How does a POS plan work?

A POS (Point of Service) plan combines some of the features offered by HMO and PPO plans. As with an HMO, members of a POS plan may be required to choose a primary care physician (PCP) from the plan’s network of providers. Services rendered by your PCP may or may not be subject to a deductible. Also, like HMOs, POS plans typically offer coverage for preventive care visits.

Typically, however, you will receive a higher level of coverage for services rendered or referred by your PCP. Services rendered by a non-network provider may be subject to a deductible and will likely be covered at a lower level. If services are rendered outside of the network, you’ll likely have to pay up-front and submit a claim to the insurance company yourself.

Please note this information may vary by insurance company.

 

How does an HSA work?

Legislation establishing Health Savings Accounts (or “HSAs”) took effect on January 1, 2004. HSAs and HSA-compatible health insurance plans are becoming more and more popular. Here are the basics:

  • An HSA is a tax-favored savings account that may be used in conjunction with an HSA-compatible high deductible health insurance plan to pay for qualifying medical expenses.

  • Choosing an HSA-compatible health insurance plan may help you save money. Typically, the monthly premium on an HSA-compatible high deductible plan is less expensive than the monthly premium for a lower-deductible health insurance plan.

  • Contributions to an HSA may be made pre-tax, up to certain annual limits.

  • Funds in the HSA may be invested at your discretion. Unused funds remain in the account and accrue interest year-to-year, tax-free.

*Not all high-deductible plans are eligible for use in conjunction with an HSA.

 

What is COBRA Health Insurance?

The Consolidated Omnibus Budget Reconciliation Act (COBRA) was enacted in 1986. COBRA provides certain former employees, retirees, spouses, former spouses, and dependent children with temporary health insurance at group rates for a specified period of time. If you’re let go from your job due to corporate downsizing, for example, you can file for COBRA health insurance so you or your family doesn’t go uninsured.

 

How much will my policy cost me?

The answer is more complicated than you might think. The cheapest policy may not provide you the best overall value.

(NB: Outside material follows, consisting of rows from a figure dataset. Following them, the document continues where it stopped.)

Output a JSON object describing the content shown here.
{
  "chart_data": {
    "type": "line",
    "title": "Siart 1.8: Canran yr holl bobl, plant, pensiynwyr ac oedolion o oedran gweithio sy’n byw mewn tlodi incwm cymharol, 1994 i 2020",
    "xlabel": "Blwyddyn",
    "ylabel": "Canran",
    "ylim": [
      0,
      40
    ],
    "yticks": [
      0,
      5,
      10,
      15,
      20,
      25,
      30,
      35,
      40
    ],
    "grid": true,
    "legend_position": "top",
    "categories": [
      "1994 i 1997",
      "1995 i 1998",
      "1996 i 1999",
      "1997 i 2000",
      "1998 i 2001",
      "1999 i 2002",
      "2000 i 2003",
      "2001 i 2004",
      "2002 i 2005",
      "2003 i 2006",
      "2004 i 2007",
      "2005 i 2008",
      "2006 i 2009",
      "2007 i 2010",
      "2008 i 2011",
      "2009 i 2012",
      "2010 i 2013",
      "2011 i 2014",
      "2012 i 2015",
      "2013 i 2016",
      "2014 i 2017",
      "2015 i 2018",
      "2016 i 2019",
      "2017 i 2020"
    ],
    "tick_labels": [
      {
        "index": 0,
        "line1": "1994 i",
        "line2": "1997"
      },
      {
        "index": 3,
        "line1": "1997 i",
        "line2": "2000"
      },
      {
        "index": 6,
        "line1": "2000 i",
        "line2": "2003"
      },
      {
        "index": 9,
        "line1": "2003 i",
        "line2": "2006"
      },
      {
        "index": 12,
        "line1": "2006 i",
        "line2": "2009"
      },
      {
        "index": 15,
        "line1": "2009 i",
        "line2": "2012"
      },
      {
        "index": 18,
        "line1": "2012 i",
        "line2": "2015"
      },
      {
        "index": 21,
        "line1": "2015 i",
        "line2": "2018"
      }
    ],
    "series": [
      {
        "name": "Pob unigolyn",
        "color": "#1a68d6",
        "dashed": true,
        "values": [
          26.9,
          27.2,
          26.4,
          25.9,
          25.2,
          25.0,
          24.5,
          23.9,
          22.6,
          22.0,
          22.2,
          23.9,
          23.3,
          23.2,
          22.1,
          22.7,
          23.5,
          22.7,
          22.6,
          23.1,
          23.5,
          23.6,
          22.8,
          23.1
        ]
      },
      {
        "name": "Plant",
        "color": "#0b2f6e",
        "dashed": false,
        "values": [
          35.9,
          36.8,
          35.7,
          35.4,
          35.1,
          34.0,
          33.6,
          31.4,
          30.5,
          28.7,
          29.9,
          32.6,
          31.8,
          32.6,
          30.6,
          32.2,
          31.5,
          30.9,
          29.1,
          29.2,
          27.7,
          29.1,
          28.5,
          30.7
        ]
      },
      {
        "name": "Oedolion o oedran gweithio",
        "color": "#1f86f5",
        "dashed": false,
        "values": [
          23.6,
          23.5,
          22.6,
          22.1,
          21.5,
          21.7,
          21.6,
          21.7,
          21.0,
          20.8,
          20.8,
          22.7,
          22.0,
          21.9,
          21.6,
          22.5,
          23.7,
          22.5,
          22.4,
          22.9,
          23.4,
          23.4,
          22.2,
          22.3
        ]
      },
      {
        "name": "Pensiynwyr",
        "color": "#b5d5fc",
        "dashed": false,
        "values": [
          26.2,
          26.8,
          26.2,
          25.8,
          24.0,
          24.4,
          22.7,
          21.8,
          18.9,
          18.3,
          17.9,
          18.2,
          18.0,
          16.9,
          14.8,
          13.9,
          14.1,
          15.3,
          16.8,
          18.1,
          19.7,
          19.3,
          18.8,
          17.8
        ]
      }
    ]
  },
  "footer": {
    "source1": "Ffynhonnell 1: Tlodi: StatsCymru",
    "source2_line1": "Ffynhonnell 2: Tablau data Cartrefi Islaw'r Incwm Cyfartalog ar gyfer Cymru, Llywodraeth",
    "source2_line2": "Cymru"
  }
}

The most obvious feature of any policy is the premium — the amount you pay (usually monthly) to an insurance company for a health insurance policy.

Just as important as the premium cost, however, is how much you have to pay when you get services. Examples include:

  • How much you pay before insurance coverage begins (a deductible);

  • What you pay for services after you pay the deductible;

  • How much in total you will have to pay if you get sick (the out-of-pocket maximum).

Often, there is a direct trade off between how much you pay for health insurance and the extent of the covered benefits.

As you weigh this trade off, remember that buying the policy with the cheapest premium or with a very high out-of-pocket maximum may leave many services and treatments uncovered. This could leave you vulnerable to high medical bills.

 

What to Ask When Buying a Medical Insurance Policy

In order to do this, it’s important to know what questions to ask the salesperson or agent prior to buying. According to experts, here are some questions that you should ask your potential provider:

  • What is the cost of the monthly premium, deductible, co-payment amount and cap? How does changing one amount affect the others?

  • What does the policy cover? What does it exclude? Are there limits on the number of days the insurance company will pay for services such as prescription drugs, maternity or out-patient services?

  • Does coverage begin immediately or am I subject to a waiting period?

  • Is there a lifetime maximum cap the insurer will pay? This is important to know if you or someone in your family has a chronic or expensive illness or medical condition.

  • How do I obtain emergency care? Can I use urgent care facilities without pre-approval? Am I limited to using certain facilities in the plan?

  • What else is covered? It’s important to find out if routine services, such as preventive care, immunizations and mammograms are covered under the policy.